Tantangan Pengendalian dan Mitigasi
Upaya pengendalian demam berdarah selama ini sangat bergantung pada pemberantasan sarang nyamuk. Langkah-langkah seperti membersihkan wadah air, mendaur ulang barang bekas, fogging, serta kampanye kebersihan lingkungan menjadi bagian penting untuk memutus rantai penularan. Namun, para ahli menilai sebagian besar respons masih bersifat reaktif dan sering dilakukan terlambat.
Dr. Bobby Reiner, ahli ekologi penyakit dari University of Washington, menegaskan bahwa sistem surveilans penyakit saat ini belum memadai untuk mengendalikan dengue.

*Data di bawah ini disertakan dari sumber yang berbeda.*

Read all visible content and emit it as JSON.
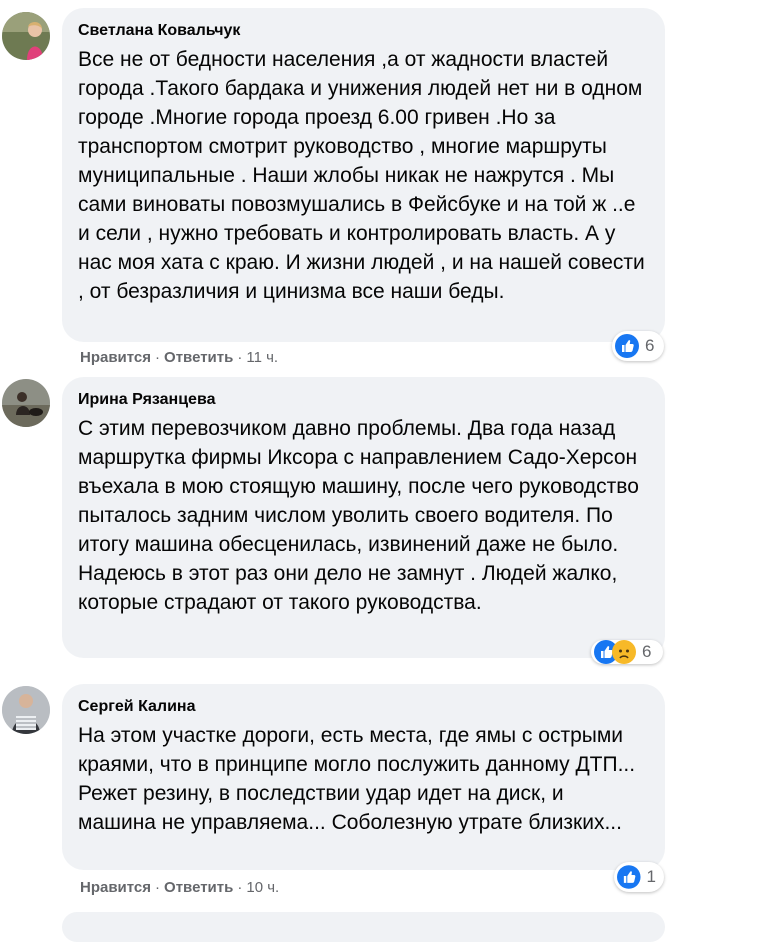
{
  "comments": [
    {
      "author": "Светлана Ковальчук",
      "text": "Все не от бедности населения ,а от жадности властей города .Такого бардака и унижения людей нет ни в одном городе .Многие города проезд 6.00 гривен .Но за транспортом смотрит руководство , многие маршруты муниципальные . Наши жлобы никак не нажрутся . Мы сами виноваты повозмушались в Фейсбуке и на той ж ..е и сели , нужно требовать и контролировать власть. А у нас моя хата с краю. И жизни людей , и на нашей совести , от безразличия и цинизма все наши беды.",
      "like_label": "Нравится",
      "reply_label": "Ответить",
      "time": "11 ч.",
      "reaction_count": "6",
      "reaction_icons": [
        "like-icon"
      ]
    },
    {
      "author": "Ирина Рязанцева",
      "text": "С этим перевозчиком давно проблемы. Два года назад маршрутка фирмы Иксора с направлением Садо-Херсон въехала в мою стоящую машину, после чего руководство пыталось задним числом уволить своего водителя. По итогу машина обесценилась, извинений даже не было. Надеюсь в этот раз они дело не замнут . Людей жалко, которые страдают от такого руководства.",
      "reaction_count": "6",
      "reaction_icons": [
        "like-icon",
        "sad-icon"
      ]
    },
    {
      "author": "Сергей Калина",
      "text": "На этом участке дороги, есть места, где ямы с острыми краями, что в принципе могло послужить данному ДТП... Режет резину, в последствии удар идет на диск, и машина не управляема... Соболезную утрате близких...",
      "like_label": "Нравится",
      "reply_label": "Ответить",
      "time": "10 ч.",
      "reaction_count": "1",
      "reaction_icons": [
        "like-icon"
      ]
    }
  ],
  "colors": {
    "bubble": "#f0f2f5",
    "meta_text": "#65676b",
    "like_blue": "#1877f2",
    "sad_yellow": "#f7b928"
  }
}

Di sisi lain, para peneliti sepakat bahwa mitigasi iklim dapat mengurangi beban penyakit secara signifikan. Selain itu, adaptasi tetap diperlukan, seperti peningkatan efektivitas pengendalian nyamuk, penguatan sistem kesehatan, serta pemanfaatan vaksin dengue generasi baru.

Ancaman Serius bagi Kesehatan Masyarakat
Demam berdarah tidak lagi hanya menjadi masalah tropis. Kasus penularan lokal kini muncul di Amerika Serikat (California, Texas, Hawaii, Florida) dan bahkan di Eropa, menandakan meluasnya jangkauan penyakit ini.
Studi-studi terbaru memberi peringatan tegas bahwa perubahan iklim tidak hanya berdampak pada cuaca, tetapi juga langsung pada kesehatan manusia. Tanpa langkah nyata untuk mengendalikan emisi gas rumah kaca dan memperkuat respons kesehatan masyarakat, jutaan orang di Asia, Amerika, dan Pasifik berisiko menghadapi wabah dengue yang lebih parah di masa depan.